Posted 10 junio, 2010 by admin in Blog
 
 

¿Cuánto cuesta el sexo en la ciudad?

Dirigida y producida por Michael Patrick King y conformada por seis exitosas temporadas, Sex & the City fue la serie que entre 1998 y 2004 robó la atención a miles de treintonas que querían ver en pantalla sus conflictos existenciales con el sexo opuesto. A finales de la década de los noventa, el guión de la serie sostenía un argumento en el cual la permanente “liquidez” de sus protagonistas saltaba a la vista mientras se les veía pasear  por los rincones más exclusivos de Manhattan con un bolso Louis Vuitton, cup cake Magnolia Bakery en mano y unos carísimos zapatos Manolo Blahnik en los pies.

Al menos en las primeras etapas, los escritores de la serie, abiertamente colgados de la ficción, no repararon en hacer coincidir los trabajos de sus personajes con sus gastos o ¿acaso una columnista de sexo tendría para comprar zapatos de 500 dólares para seguir engrosando su vasta colección?

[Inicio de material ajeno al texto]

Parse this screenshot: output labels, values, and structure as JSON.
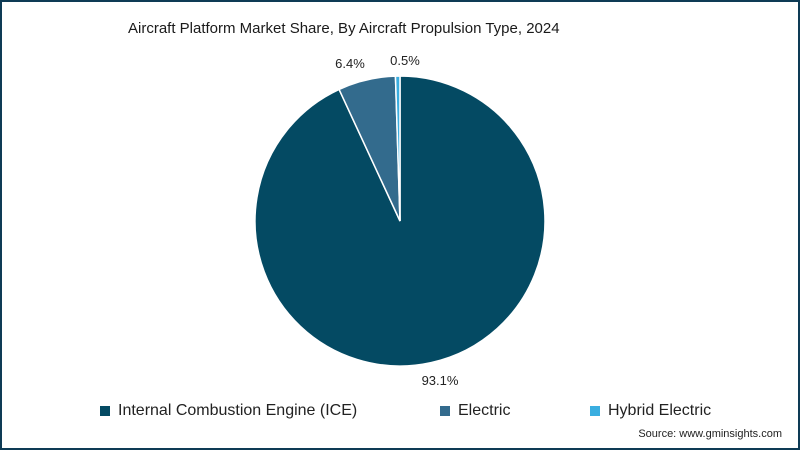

A los detractores del derroche y del hedonismo exacerbado, les cayó como bomba la pedantería e irresponsabilidad con que las protagonistas manejaron sus hábitos de consumo. Sin embargo, para el grueso de las televidentes, Sex & the City llenaba sus expectativas aspiracionales, haciendo del sofisticado despilfarro una actividad propia de “la mujer independiente”. Tal fervor y arribismo llegó al extremo de un tour especialmente diseñado para los fans de la serie, para recorrer las locaciones y tiendas más concurridas por las protagonistas.

Sin embargo, para las últimas temporadas, cuando la crisis aporreaba a la mayoría de la población estadounidense (y del mundo),  las chicas de la serie tuvieron que apretarse el cinturón modificando su manera de relacionarse con el dinero. Sucede que ya no era tan atractivo atestiguar la opulencia en época de vacas flacas. La lección es sencilla: los tiempos cambian, las modas pasan, los amores se marchitan y si de algo podemos estar seguros es que siempre habrá quien deje escapar miles de dólares por el placer de colgar en su perchero el bolso de sus sueños. Un placer con vida propia tan válido como guardar debajo del colchón el último peso de una raquítica quincena.